Bauplatznachfrage ungebrochen

Die Bauplatzkosten seien derzeit wohl das geringste Problem, sagt Zimmermann. Die Stadt trete hier auch nicht mit Gewinnabsichten an: „Wir wollen die Planungs- und Erschließungskosten reinkriegen.“ Der Preis pro Quadratmeter werde aber dennoch über der 200-Euro-Marke liegen. Verglichen mit den Preisen im Großraum Stuttgart sei das allerdings noch verhältnismäßig günstig.
Zimmermann bestätigt auch eine ungebrochene Nachfrage nach Bauplätzen in den beiden großen Baugebieten Häusersbach III und Ebene II, die zur Erschließung anstehen und vermutlich ab 2024 bebaut werden können. Zwei Drittel der Bauherren, die sich registrieren ließen, kämen aus Gaildorf.

Mietsituation „wird sich entspannen“

Was das „bezahlbare Wohnen“ anbelangt, also das Wohnen zur Miete, verweist er auf Bauprojekte im Ziegelrain, in der Garten- und der Bahnhofstraße. Sie werden wohl nicht billig vermietet, aber „wer dort einzieht, zieht anderswo aus“. Zimmermann geht davon aus, dass sich die Situation in den nächsten Jahren „deutlich entspannen“ wird.
Der familienpolitische Block war da schon abgehandelt. Zimmermann verweist darin auf die Sanierung des Schulzentrums und die dezentralen Betreuungsangebote in Kernstadt und Teilorten und deren Anpassung an Gesetzeslage und Nachfrage. Einen Platz in der Wunscheinrichtung könne er nicht garantieren, genügend Plätze aber seien vorhanden. Baulich und personell werde man aber sicher nachlegen müssen.

Arschbombe vom Fünf-Meter-Brett

Investitionen in Bildung und Betreuung sieht Zimmermann ohnehin als Pflichtaufgaben.
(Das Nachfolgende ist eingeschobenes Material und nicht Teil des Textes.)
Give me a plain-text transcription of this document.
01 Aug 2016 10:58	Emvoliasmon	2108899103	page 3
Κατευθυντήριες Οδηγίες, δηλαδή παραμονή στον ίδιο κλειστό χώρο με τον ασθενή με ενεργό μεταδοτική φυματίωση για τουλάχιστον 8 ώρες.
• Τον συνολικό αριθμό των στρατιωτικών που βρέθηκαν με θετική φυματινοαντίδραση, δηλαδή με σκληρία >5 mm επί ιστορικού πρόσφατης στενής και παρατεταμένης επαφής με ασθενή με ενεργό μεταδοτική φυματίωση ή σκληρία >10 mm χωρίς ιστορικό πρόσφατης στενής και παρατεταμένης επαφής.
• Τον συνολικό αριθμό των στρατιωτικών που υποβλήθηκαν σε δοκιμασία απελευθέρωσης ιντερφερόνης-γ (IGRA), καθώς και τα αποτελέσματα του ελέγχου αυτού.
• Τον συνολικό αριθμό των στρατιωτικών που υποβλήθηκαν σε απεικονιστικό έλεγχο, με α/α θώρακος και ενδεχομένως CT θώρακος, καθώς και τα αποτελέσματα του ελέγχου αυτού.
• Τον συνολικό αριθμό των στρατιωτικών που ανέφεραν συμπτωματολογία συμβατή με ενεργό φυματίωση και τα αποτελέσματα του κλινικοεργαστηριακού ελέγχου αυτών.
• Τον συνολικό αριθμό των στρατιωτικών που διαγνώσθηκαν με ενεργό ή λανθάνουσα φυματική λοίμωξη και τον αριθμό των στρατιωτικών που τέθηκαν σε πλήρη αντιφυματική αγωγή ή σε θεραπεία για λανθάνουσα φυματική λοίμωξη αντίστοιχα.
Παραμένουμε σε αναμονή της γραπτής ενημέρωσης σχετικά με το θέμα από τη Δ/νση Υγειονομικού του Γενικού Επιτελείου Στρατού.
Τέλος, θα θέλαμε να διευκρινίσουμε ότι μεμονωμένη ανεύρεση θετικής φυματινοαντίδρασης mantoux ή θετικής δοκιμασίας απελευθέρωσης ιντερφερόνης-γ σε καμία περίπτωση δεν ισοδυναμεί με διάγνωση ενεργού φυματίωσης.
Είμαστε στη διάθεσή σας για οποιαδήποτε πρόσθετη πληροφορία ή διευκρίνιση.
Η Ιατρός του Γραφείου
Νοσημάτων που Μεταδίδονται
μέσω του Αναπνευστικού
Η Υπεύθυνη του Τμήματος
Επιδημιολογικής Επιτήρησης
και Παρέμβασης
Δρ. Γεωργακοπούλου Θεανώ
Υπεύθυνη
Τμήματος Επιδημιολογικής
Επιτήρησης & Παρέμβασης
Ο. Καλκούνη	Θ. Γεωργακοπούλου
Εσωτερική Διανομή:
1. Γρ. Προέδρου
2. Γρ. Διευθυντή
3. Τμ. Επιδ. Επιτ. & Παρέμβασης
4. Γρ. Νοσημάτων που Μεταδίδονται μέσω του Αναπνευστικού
Die „Kür“, aber auch „eine Herzensangelegenheit“, sei indes die Sanierung des Freibades. „Viele Baustellen laufen nicht, aber diese läuft“, versichert Zimmermann: „2023 wird es eine Badesaison geben.“ Ob er sie denn mit einer „Arschbombe ins Wasser“ eröffnen werde, will Köger wissen. „Gerne auch vom Fünf-Meter-Brett“, so Zimmermann.
Klappt’s bis 2030 mit der Umgehungsstraße? Zimmermann zeigt sich optimistisch. Die Trasse werde auch vom Bund gutgeheißen, sagt er, die Planung müsse aber noch mit einer aktuellen Verkehrszählung unterfüttert werden. Sie sei im Oktober vorgesehen. Er gehe davon aus, dass der Bund dann grünes Licht gibt, sodass die Straße tatsächlich bis 2030 gebaut werden kann. Wichtig sei ihm aber auch, dass ein Festplatz übrig bleibt: „Wir wollen weiterhin das Bluesfest und das Floßfest auf der Kocherwiese feiern!“
Tempo 30 in der Innenstadt, stationäre Blitzer, die Entlastung der „heimlichen Ortsumfahrung“ durch See- und Gartenstraße sind weitere Punkte, die von den Rundschau-Lesern angesprochen wurden. Was die Entlastung von See- und Gartenstraße anbelangt, verweist Zimmermann auf die künftige Umgehungsstraße. Sperrungen würden die Belastung nur verlagern, sagt er.

Richtlinien für stationäre Blitzer

Die Einführung von „Tempo 30-Regelungen“ aber, die bisher nur in Bröckingen gelang, werde man weiter verfolgen. Und was die stationären Blitzer anbelange, die in den Nachbarkreisen bereits erfolgreich eingesetzt werden, zeige sich mittlerweile auch der Landkreis Schwäbisch Hall zugänglich. Ein Arbeitskreis werde im Herbst Richtlinien vorlegen. In den Städten und Gemeinden würden dann Säulen aufgestellt, aus denen es „temporär“ blitzen kann.
Die Klage einer Leserin, sie werde von keinem Arzt angenommen, nimmt Zimmermann übrigens staunend zur Kenntnis. Er habe andere Informationen aus der Ärzteschaft, betont er. Nicht zuletzt dank des von der Familie Schick erbauten Ärztehauses könne man die Schließung zweier Arztpraxen gut kompensieren. Verglichen mit anderen Gemeinden im Landkreis sei die Situation in Gaildorf immer noch recht entspannt.